As hiring practices change, regular employment with (what were once considered normal) benefits are disappearing. Employers who need to meet the demand of their clients look for alternative ways to hire people to stay afloat. In come the temp workers, the zero hour contracts and the contractor offers; it’s the legalization of the old “getting paid under the table” jobs. That small and medium companies may do this to continue in business can be somewhat justified; the problem comes when large corporations and multinationals make it part of their business model. These are jobs that do indeed provide income, and legally, but at a cost to the employee and the government.

The government
Many nations -the United States included- have employer-paid taxes (per employee) that the self-employed do not pay. When companies hire contactors to do long-term work, this comes at the expense of income that local and national governments never receive, while they continue to be responsible for providing basic public goods. This is why you can see, at a local level especially, the increase in taxes, the cutting of budgets and the curtailing of services that previously were a given. The same, to a degree, is happening with national governments, yet at that scale the impact is difficult to pinpoint without better statistics but if the look at national budget crisis around the world is to be examined, the issue is clearly a global one. Granted, the gig economy is but one of many, many factors impacting national budgets yet, as the gig economy grows, the tax income of every nation is sure to fall.

Why change is needed
A labor force deeply ensconced in the pattern of temporary employment with no benefits is extremely detrimental to the economy of a nation. In the long term, as workers age, they find themselves in need of public assistance for which they themselves have been unable to pay. Furthermore, these people will get closer and closer to retirement with no provisions made for it. It will lead to overwhelming poverty among retirees and unbearable pressure on the social benefits system. That’s because even if a government will not have obligation to pay out pensions to workers who have not accrued them, it will be bound to have to provide for them in other ways.

The solutions are limited. The best option is for workers in these fields to considerunionizing. It’s a difficult process, but one that can provide leverage and protection for worker benefits in any field.

Another possible solution is for governments to enforce a basic wage provision for all temporary work; yet this solution is bound to bust the system and result in the closing of small companies that depend on this type of contracts and the long-term rise in unemployment again.

Ultimately, it comes down to the same solutions, the ones that nobody seems to want to implement: the government must find a way to tax corporations better; for this, the practice of expecting companies to have insane quarterly results has to change.
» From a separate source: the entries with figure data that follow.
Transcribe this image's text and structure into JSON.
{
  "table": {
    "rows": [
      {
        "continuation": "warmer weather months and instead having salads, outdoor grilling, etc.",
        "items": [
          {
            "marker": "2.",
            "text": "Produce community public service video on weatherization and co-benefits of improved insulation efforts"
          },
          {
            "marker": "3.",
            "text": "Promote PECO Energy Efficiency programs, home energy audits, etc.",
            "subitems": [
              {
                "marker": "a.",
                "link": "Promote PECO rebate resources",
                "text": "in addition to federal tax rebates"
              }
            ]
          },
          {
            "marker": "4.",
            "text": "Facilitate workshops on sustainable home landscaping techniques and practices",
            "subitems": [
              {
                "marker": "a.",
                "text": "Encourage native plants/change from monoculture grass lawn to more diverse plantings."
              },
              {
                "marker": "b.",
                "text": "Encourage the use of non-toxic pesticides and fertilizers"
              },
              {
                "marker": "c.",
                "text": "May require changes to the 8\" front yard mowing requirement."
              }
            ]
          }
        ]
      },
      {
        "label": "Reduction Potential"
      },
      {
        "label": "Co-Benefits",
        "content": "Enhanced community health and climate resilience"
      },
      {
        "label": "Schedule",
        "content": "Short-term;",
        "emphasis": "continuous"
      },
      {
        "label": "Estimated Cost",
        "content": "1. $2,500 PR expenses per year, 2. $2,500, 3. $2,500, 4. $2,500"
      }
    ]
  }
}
We need to move focus away from this extreme obsession with pleasing shareholders, of squeezing every buck out of every corner, and move towards making sure employees can thrive. Only this will provide a long-term answer that works for companies, the economy, and the global workforce. And for the naysayers who say that this is impossible, think on this: the gig economy only started surging in the last 15 years. Before that, corporations cared for their earnings AND their employees. It’s only in the 21st century that they have started caring exclusively for their shareholders and the bonuses of their executive teams.